No. 202: Assessing Corporate Sustainability with Large Language Models: Evidence from Europe
Abstract
Companies play a crucial role in reaching global sustainability goals, yet evidence of their progress along environmental, social, and governance (ESG) dimensions remains limited. Here, we develop a machine learning (ML) framework to systematically track ESG indicators from corporate reports. Applying our ML framework to the annual and sustainability reports of the 600 largest listed corporations in Europe over the 2014–2023 period, we collect 2,880,249 observations with ESG indicators across environmental (e.g., scope 1, 2, and 3 greenhouse gas emissions, water consumption, waste), social (e.g., employee turnover, women in top management, gender pay gap), and governance (e.g., lobbying expenses) topics.
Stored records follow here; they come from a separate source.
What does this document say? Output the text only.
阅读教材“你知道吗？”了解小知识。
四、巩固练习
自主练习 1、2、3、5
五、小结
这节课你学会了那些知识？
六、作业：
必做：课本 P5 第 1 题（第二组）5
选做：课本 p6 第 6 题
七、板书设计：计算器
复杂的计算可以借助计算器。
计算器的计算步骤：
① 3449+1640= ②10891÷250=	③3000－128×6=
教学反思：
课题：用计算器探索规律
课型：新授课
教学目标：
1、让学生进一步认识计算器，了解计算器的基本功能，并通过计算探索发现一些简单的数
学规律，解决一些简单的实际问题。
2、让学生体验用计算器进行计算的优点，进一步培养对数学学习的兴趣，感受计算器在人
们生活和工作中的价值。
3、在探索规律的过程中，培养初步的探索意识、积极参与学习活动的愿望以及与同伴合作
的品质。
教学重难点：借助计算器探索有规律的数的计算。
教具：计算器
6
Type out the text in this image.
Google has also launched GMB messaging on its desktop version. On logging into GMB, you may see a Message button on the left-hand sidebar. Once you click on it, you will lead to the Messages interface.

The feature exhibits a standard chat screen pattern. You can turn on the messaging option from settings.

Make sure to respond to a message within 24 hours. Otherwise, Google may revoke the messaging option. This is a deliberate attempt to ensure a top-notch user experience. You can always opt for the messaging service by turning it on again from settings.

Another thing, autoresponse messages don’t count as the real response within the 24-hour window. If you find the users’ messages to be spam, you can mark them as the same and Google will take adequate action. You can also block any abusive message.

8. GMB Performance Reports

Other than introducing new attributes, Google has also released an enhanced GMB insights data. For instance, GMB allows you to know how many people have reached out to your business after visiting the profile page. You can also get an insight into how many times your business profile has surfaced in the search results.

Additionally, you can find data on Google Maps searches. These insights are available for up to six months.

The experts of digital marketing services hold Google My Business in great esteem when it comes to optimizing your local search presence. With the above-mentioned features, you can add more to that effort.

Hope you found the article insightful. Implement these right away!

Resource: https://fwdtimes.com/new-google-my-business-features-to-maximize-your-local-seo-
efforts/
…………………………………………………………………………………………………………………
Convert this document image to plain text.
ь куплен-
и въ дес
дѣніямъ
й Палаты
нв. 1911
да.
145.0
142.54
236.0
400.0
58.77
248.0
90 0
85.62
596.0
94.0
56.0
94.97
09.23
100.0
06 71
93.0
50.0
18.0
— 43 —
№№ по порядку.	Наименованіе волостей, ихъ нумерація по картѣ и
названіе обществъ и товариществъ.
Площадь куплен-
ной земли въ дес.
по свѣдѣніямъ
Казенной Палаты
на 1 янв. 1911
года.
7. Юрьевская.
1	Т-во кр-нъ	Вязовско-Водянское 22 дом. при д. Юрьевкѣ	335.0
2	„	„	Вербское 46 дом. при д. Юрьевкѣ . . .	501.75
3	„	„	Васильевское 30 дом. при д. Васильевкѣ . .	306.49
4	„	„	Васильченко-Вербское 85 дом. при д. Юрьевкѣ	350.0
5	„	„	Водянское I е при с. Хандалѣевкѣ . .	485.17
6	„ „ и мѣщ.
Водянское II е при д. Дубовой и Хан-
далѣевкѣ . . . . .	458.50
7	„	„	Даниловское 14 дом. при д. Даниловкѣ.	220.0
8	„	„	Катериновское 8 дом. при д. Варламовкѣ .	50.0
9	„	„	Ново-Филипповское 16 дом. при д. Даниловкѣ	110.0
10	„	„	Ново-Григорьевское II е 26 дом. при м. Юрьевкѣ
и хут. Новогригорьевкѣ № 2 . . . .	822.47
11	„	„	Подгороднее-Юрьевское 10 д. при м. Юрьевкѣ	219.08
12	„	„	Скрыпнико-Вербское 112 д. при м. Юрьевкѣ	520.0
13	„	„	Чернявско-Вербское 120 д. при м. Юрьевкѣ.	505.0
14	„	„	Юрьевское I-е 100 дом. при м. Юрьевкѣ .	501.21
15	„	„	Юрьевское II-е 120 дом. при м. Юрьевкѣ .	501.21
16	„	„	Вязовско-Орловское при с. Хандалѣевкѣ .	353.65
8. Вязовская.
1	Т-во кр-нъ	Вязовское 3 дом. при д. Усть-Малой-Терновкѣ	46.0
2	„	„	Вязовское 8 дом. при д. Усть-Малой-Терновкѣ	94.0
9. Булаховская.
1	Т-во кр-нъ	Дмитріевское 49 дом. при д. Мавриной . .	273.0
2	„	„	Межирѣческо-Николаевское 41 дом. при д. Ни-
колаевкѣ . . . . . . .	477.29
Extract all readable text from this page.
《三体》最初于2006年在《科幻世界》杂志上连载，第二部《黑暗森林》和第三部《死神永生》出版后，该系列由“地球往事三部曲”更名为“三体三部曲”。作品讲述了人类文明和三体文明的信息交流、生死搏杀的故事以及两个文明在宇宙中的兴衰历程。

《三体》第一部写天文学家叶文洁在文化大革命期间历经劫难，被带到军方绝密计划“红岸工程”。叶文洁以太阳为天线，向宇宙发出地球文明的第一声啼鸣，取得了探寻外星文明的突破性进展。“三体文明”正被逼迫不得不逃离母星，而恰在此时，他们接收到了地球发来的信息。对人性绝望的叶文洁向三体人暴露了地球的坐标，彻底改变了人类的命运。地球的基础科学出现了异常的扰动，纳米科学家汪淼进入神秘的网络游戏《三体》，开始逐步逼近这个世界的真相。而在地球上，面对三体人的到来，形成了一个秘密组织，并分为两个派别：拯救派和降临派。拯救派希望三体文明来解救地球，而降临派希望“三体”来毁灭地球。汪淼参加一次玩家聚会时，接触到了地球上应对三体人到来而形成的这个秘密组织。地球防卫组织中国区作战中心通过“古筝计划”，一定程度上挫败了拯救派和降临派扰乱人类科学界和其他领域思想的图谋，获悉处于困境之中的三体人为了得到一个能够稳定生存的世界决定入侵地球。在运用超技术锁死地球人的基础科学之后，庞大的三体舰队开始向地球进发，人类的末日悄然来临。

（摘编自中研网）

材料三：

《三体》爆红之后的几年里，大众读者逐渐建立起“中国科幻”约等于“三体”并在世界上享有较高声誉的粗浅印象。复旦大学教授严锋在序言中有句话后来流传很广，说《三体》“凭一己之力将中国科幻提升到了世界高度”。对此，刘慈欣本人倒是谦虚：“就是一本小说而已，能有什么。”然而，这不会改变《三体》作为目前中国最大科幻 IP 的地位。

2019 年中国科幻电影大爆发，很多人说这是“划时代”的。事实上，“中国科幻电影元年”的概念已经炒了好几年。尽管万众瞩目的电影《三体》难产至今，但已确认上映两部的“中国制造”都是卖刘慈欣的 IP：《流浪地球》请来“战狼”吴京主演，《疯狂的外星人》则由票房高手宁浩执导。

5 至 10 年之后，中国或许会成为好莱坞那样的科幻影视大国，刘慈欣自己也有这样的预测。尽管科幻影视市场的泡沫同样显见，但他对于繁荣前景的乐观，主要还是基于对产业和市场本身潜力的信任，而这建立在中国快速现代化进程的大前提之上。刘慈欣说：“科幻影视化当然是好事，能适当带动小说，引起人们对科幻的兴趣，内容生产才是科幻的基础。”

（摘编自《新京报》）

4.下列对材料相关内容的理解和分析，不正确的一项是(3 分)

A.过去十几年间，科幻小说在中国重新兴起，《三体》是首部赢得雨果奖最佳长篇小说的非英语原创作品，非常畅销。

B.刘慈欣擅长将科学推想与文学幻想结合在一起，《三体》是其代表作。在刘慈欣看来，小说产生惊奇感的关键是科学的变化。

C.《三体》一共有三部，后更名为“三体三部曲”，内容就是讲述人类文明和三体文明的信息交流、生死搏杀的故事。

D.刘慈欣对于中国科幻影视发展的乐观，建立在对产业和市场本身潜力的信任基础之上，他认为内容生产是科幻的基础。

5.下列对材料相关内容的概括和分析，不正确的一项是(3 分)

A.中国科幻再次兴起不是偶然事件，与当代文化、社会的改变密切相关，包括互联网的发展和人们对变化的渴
We use this dataset for conducting two key analyses over time and across industries: first, we assess ESG transparency as a firm’s disclosure of ESG indicators defined by the newly mandated European Sustainability Reporting Standards (ESRS). Second, we analyze ESG performance by extracting the numerical values of these indicators. Our results reveal a pronounced transparency gap: companies in the top decile of ESG ratings provided 22% more ESG indicators on average than those in the bottom decile. This gap narrowed substantially in later years, indicating a gradual convergence in ESG disclosure practices. ESG performance improved unevenly: while some environmental performance indicators showed notable improvements, most social indicators remained largely stagnant, with the exception of progress on gender equality. For example, during 2021–2023, total scope 3 emissions increased by a factor of 5.6, which is largely explained by an increase in scope 3 transparency. Our open-source ML framework enables policy-makers, investors, and financial markets to systematically track corporate ESG efforts, which, in turn, helps identify and drive progress toward sustainability goals.